From a product design side, aggressively fusing the design purview of interaction design, architecture, industrial design, software engineering, manufacturing engineering, and electrical engineering (to name a few) under single teams is the first step in making these kinds of networks possible. We are already seeing these kinds of multidisciplinary teams cropping up. Studios like BERG in London, UrbanScale in New York, or Normative Design in Toronto all orient themselves around strong, interdisciplinary teams who speak a common language of design, development, and creation. Fostering shared understandings of the social, psychological, technical, and physical components of these objects and spaces permit a more systematic and creative approach to how these objects might be realized.

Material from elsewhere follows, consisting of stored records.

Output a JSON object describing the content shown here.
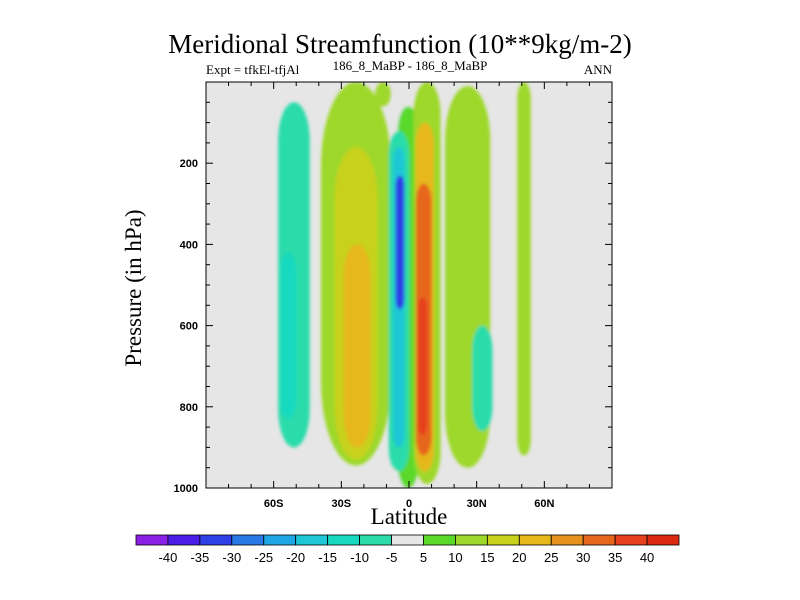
{
  "chart_data": {
    "type": "heatmap",
    "title": "Meridional Streamfunction (10**9kg/m-2)",
    "subtitle_left": "Expt = tfkEl-tfjAl",
    "subtitle_center": "186_8_MaBP - 186_8_MaBP",
    "subtitle_right": "ANN",
    "xlabel": "Latitude",
    "ylabel": "Pressure (in hPa)",
    "xlim": [
      -90,
      90
    ],
    "ylim": [
      1000,
      0
    ],
    "x_ticks": [
      {
        "value": -60,
        "label": "60S"
      },
      {
        "value": -30,
        "label": "30S"
      },
      {
        "value": 0,
        "label": "0"
      },
      {
        "value": 30,
        "label": "30N"
      },
      {
        "value": 60,
        "label": "60N"
      }
    ],
    "y_ticks": [
      {
        "value": 200,
        "label": "200"
      },
      {
        "value": 400,
        "label": "400"
      },
      {
        "value": 600,
        "label": "600"
      },
      {
        "value": 800,
        "label": "800"
      },
      {
        "value": 1000,
        "label": "1000"
      }
    ],
    "background_color": "#e6e6e6",
    "colorbar": {
      "levels": [
        "-40",
        "-35",
        "-30",
        "-25",
        "-20",
        "-15",
        "-10",
        "-5",
        "5",
        "10",
        "15",
        "20",
        "25",
        "30",
        "35",
        "40"
      ],
      "colors": [
        "#8a1fe6",
        "#4b1ee6",
        "#2e40e6",
        "#2a78e6",
        "#1ea6e6",
        "#1fc7d6",
        "#18d9c0",
        "#2bdcaa",
        "#e6e6e6",
        "#5ad92a",
        "#9ed82a",
        "#c8d11c",
        "#e6b81c",
        "#e6921c",
        "#e6661c",
        "#e6401c",
        "#dc2a10"
      ]
    },
    "cells": [
      {
        "x": [
          -58,
          -44
        ],
        "p": [
          50,
          900
        ],
        "value": -10
      },
      {
        "x": [
          -57,
          -50
        ],
        "p": [
          420,
          830
        ],
        "value": -15
      },
      {
        "x": [
          -39,
          -8
        ],
        "p": [
          0,
          945
        ],
        "value": 10
      },
      {
        "x": [
          -33,
          -14
        ],
        "p": [
          160,
          930
        ],
        "value": 15
      },
      {
        "x": [
          -29,
          -17
        ],
        "p": [
          400,
          900
        ],
        "value": 20
      },
      {
        "x": [
          -15,
          -8
        ],
        "p": [
          0,
          60
        ],
        "value": 10
      },
      {
        "x": [
          -7,
          0
        ],
        "p": [
          0,
          1000
        ],
        "value": -5
      },
      {
        "x": [
          -5,
          4
        ],
        "p": [
          60,
          1000
        ],
        "value": 5
      },
      {
        "x": [
          -9,
          0
        ],
        "p": [
          120,
          960
        ],
        "value": -10
      },
      {
        "x": [
          -7,
          -2
        ],
        "p": [
          160,
          900
        ],
        "value": -20
      },
      {
        "x": [
          -6,
          -2
        ],
        "p": [
          230,
          560
        ],
        "value": -35
      },
      {
        "x": [
          2,
          14
        ],
        "p": [
          0,
          990
        ],
        "value": 10
      },
      {
        "x": [
          3,
          11
        ],
        "p": [
          100,
          960
        ],
        "value": 20
      },
      {
        "x": [
          3,
          10
        ],
        "p": [
          250,
          920
        ],
        "value": 30
      },
      {
        "x": [
          4,
          8
        ],
        "p": [
          530,
          870
        ],
        "value": 35
      },
      {
        "x": [
          16,
          36
        ],
        "p": [
          10,
          950
        ],
        "value": 10
      },
      {
        "x": [
          28,
          37
        ],
        "p": [
          600,
          860
        ],
        "value": -10
      },
      {
        "x": [
          48,
          54
        ],
        "p": [
          0,
          920
        ],
        "value": 10
      }
    ]
  }
}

If current ‘open data’ or open API trends propogate, then a more flexible system becomes feasible. Here, we would see the development of a system which might place identity as the protected value versus that of associate data – permitting personal systems to query, read, and write the physical space without direct fear of privacy violation. This emphasizes the contextual value of a system's data as something that is shared, in the same way that my scuffing a banister or pressing too hard on a pencil affects the history and character of the surface I came in contact with. This data becomes open, accessible, and part of whole environment, but my association with it is anonymized to all but myself.

[Generations of OpenWRT / photo: Security4all]

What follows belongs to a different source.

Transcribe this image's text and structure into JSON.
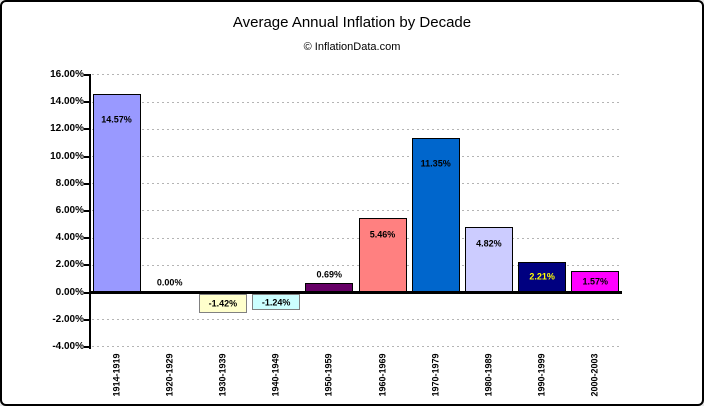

The major benefit to this final option is that it allows for a holistic image of the physical and digital space from the perspective of individual devices and services. Polling and managing of these myriad inputs could be managed by a central hub, a 'cloud' service, or by the device itself. The actual structure of these networks would likely be ad-hoc, self-healing, and valuing flexibility over robustness. Devices and services create an informational history for a place, person, or context. Ones interactions with an environment, and the reactions it has to the individual, become several orders of magnitude more nuanced, allowing for both simplified interactions (though more complex models), and emergent complexity in the types of outputs that become available.

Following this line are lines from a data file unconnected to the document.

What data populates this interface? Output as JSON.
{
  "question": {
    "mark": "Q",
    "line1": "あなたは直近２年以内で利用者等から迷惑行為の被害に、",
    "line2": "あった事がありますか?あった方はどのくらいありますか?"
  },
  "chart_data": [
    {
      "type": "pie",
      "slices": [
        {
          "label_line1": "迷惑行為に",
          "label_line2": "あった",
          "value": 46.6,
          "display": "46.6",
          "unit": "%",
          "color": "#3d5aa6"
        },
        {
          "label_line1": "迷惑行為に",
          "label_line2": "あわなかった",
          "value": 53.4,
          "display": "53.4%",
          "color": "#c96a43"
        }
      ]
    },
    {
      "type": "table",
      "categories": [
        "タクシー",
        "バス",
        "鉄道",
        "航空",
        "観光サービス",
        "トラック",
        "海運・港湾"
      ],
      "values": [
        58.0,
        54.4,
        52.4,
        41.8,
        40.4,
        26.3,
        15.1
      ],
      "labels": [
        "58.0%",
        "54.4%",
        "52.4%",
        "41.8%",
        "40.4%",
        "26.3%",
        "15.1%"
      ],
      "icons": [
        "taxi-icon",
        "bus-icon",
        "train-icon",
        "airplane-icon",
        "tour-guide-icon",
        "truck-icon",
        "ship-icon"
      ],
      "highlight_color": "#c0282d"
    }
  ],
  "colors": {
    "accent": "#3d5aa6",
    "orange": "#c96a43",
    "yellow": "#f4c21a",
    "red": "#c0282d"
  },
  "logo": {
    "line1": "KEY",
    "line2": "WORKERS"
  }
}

We are at the brink. Our phones hold more power than highly capable desktop computers of a few years past, our services and identities are diffused across countless banks of servers, and the sensors already rife throughout our physical environment are slowly becoming aware of their next door neighbors. As the market moves and the consumer reacts, rhetoric and advertising will bring the slow recognition that a sensor in one’s underwear means the difference between 720 and 1080 in their high definition life experience. But not being there yet, there's still time to shape things. To define protocols and standards which protect and enhance personal privacy and freedom. To design and distribute devices and services which allow these borders to be explored. To research and observe the existing software and device ecosystem, looking for those shifts in behaviour or the change in vernacular which might mean an opening door. We are ambiently interactive systems in the end, and this is very much an exercise is figuring out how to build ourselves.